Stocks in Asia finished mixed with Hong Kong shares rising sharply after the People’s Bank of China (PBOC) cut its loan prime rates. Recent volatility and the concerns around inflationary pressures have bolstered expectations of tightening, except for in China which lowered its 1-year medium-term rate earlier this week and announced cuts to its 1-year and 5-year loan prime rates last night for the first time in nearly two years. The one-year rate was reduced by 10 bps to 3.7% and the 5-year rate was cut by 5 bps to 4.6%. In other economic news in the region, Australia’s unemployment rate unexpectedly declined in December to 4.2%, and the headline employment figure rose more than expected, while Japanese exports were higher than expected in December, registering an increase of 17.5% versus the 15.9% y/y expected rise.

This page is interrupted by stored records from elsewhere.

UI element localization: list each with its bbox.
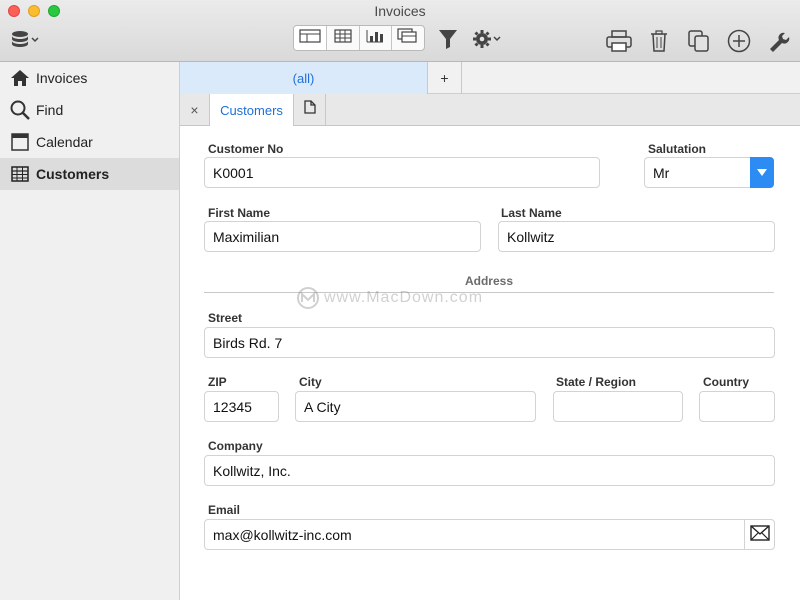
window-title: Invoices xyxy=(374,3,426,19)
envelope-icon xyxy=(749,525,770,544)
customer-no-field[interactable]: K0001 xyxy=(204,157,600,188)
gear-icon xyxy=(472,29,502,49)
database-menu-button[interactable] xyxy=(10,30,44,50)
sidebar-item-find[interactable]: Find xyxy=(0,94,179,126)
tools-button[interactable] xyxy=(768,30,790,52)
tab-all[interactable]: (all) xyxy=(180,62,428,94)
customer-no-value: K0001 xyxy=(213,164,254,181)
first-name-value: Maximilian xyxy=(213,228,280,245)
duplicate-button[interactable] xyxy=(688,30,710,52)
print-icon xyxy=(606,30,632,52)
sidebar-item-label: Calendar xyxy=(36,134,93,150)
last-name-value: Kollwitz xyxy=(507,228,555,245)
address-divider xyxy=(204,292,774,293)
zip-field[interactable]: 12345 xyxy=(204,391,279,422)
database-icon xyxy=(10,30,44,50)
street-field[interactable]: Birds Rd. 7 xyxy=(204,327,775,358)
table-view-button[interactable] xyxy=(327,26,360,50)
filter-icon xyxy=(438,28,458,50)
add-record-button[interactable] xyxy=(727,29,751,53)
watermark-text: www.MacDown.com xyxy=(324,289,484,306)
view-mode-switcher xyxy=(293,25,425,51)
delete-button[interactable] xyxy=(650,30,668,52)
filter-button[interactable] xyxy=(438,28,458,50)
city-value: A City xyxy=(304,398,341,415)
salutation-label: Salutation xyxy=(648,142,707,156)
home-icon xyxy=(10,68,30,88)
state-field[interactable] xyxy=(553,391,683,422)
table-view-icon xyxy=(334,28,352,48)
customer-no-label: Customer No xyxy=(208,142,284,156)
duplicate-icon xyxy=(688,30,710,52)
email-value: max@kollwitz-inc.com xyxy=(213,526,352,543)
close-tab-button[interactable]: × xyxy=(180,94,210,125)
country-label: Country xyxy=(703,375,749,389)
print-button[interactable] xyxy=(606,30,632,52)
address-section-title: Address xyxy=(464,274,514,288)
email-label: Email xyxy=(208,503,241,517)
new-document-tab-button[interactable] xyxy=(294,94,326,125)
tab-customers[interactable]: Customers xyxy=(210,94,294,126)
sidebar-item-label: Customers xyxy=(36,166,110,182)
salutation-select[interactable]: Mr xyxy=(644,157,774,188)
sidebar: Invoices Find Calendar Customers xyxy=(0,62,180,600)
send-email-button[interactable] xyxy=(744,520,774,549)
form-view-button[interactable] xyxy=(294,26,327,50)
sidebar-item-label: Find xyxy=(36,102,64,118)
email-field[interactable]: max@kollwitz-inc.com xyxy=(204,519,775,550)
form-view-icon xyxy=(299,28,321,48)
last-name-field[interactable]: Kollwitz xyxy=(498,221,775,252)
add-filter-tab-button[interactable]: + xyxy=(428,62,462,94)
city-label: City xyxy=(299,375,322,389)
calendar-icon xyxy=(10,132,30,152)
first-name-label: First Name xyxy=(208,206,271,220)
add-icon xyxy=(727,29,751,53)
sidebar-item-label: Invoices xyxy=(36,70,88,86)
card-view-icon xyxy=(397,27,419,49)
street-label: Street xyxy=(208,311,243,325)
trash-icon xyxy=(650,30,668,52)
search-icon xyxy=(10,100,30,120)
chart-view-icon xyxy=(366,29,384,48)
card-view-button[interactable] xyxy=(392,26,424,50)
watermark-logo-icon xyxy=(297,287,319,309)
company-label: Company xyxy=(208,439,263,453)
last-name-label: Last Name xyxy=(501,206,562,220)
salutation-value: Mr xyxy=(653,164,670,181)
document-icon xyxy=(303,100,316,119)
settings-menu-button[interactable] xyxy=(472,29,502,49)
company-field[interactable]: Kollwitz, Inc. xyxy=(204,455,775,486)
company-value: Kollwitz, Inc. xyxy=(213,462,291,479)
chart-view-button[interactable] xyxy=(360,26,393,50)
country-field[interactable] xyxy=(699,391,775,422)
grid-icon xyxy=(10,164,30,184)
state-label: State / Region xyxy=(556,375,637,389)
wrench-icon xyxy=(768,30,790,52)
first-name-field[interactable]: Maximilian xyxy=(204,221,481,252)
filter-tab-bar: (all) + xyxy=(180,62,800,94)
record-tab-bar: × Customers xyxy=(180,94,800,126)
window-titlebar: Invoices xyxy=(0,0,800,62)
zip-label: ZIP xyxy=(208,375,227,389)
city-field[interactable]: A City xyxy=(295,391,536,422)
dropdown-arrow-icon[interactable] xyxy=(750,157,774,188)
sidebar-item-customers[interactable]: Customers xyxy=(0,158,179,190)
street-value: Birds Rd. 7 xyxy=(213,334,283,351)
watermark: www.MacDown.com xyxy=(296,286,483,310)
sidebar-item-invoices[interactable]: Invoices xyxy=(0,62,179,94)
sidebar-item-calendar[interactable]: Calendar xyxy=(0,126,179,158)
zip-value: 12345 xyxy=(213,398,252,415)
customer-form: Customer No K0001 Salutation Mr First Na… xyxy=(180,126,800,600)
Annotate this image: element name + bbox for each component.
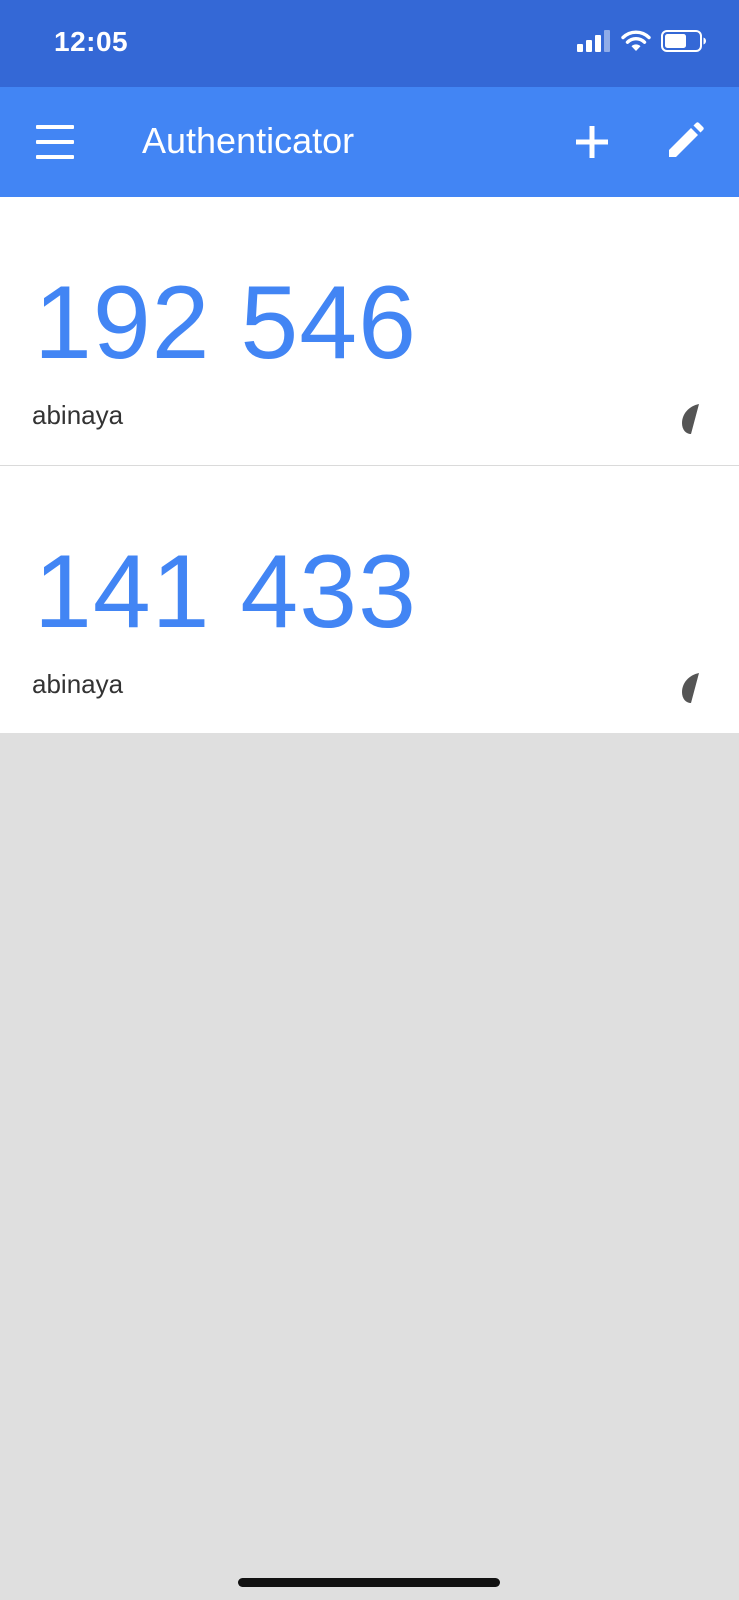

As noted in our latest Schwab Market Perspective: Bumps in the Road, the effects of the COVID-19 virus have continued to drive—and brake—economic growth. Stocks sank in early January as investors reacted to the fast-spreading omicron variant and the Federal Reserve’s signals around inflation, including the possibility it will begin "quantitative tightening" much faster than previously expected. However, there are signs that inflation pressures already may be peaking in the United States and Europe.
Japan's Nikkei 225 Index rose 1.1%, with the yen unchanged versus the U.S. dollar, China's Shanghai Composite Index declined 0.1%, and South Korea's Kospi Index increased 0.7%. Australia's S&P/ASX 200 Index traded 0.1% higher, and India's S&P BSE Sensex 30 Index dropped 1.1%. Hong Kong shares were sharply higher, with the Hang Seng Index rising 3.4%.
Tomorrow's international economic calendar will be fairly light, offering only CPI out of Japan, consumer confidence and retail sales from the U.K., and consumer confidence from the Eurozone.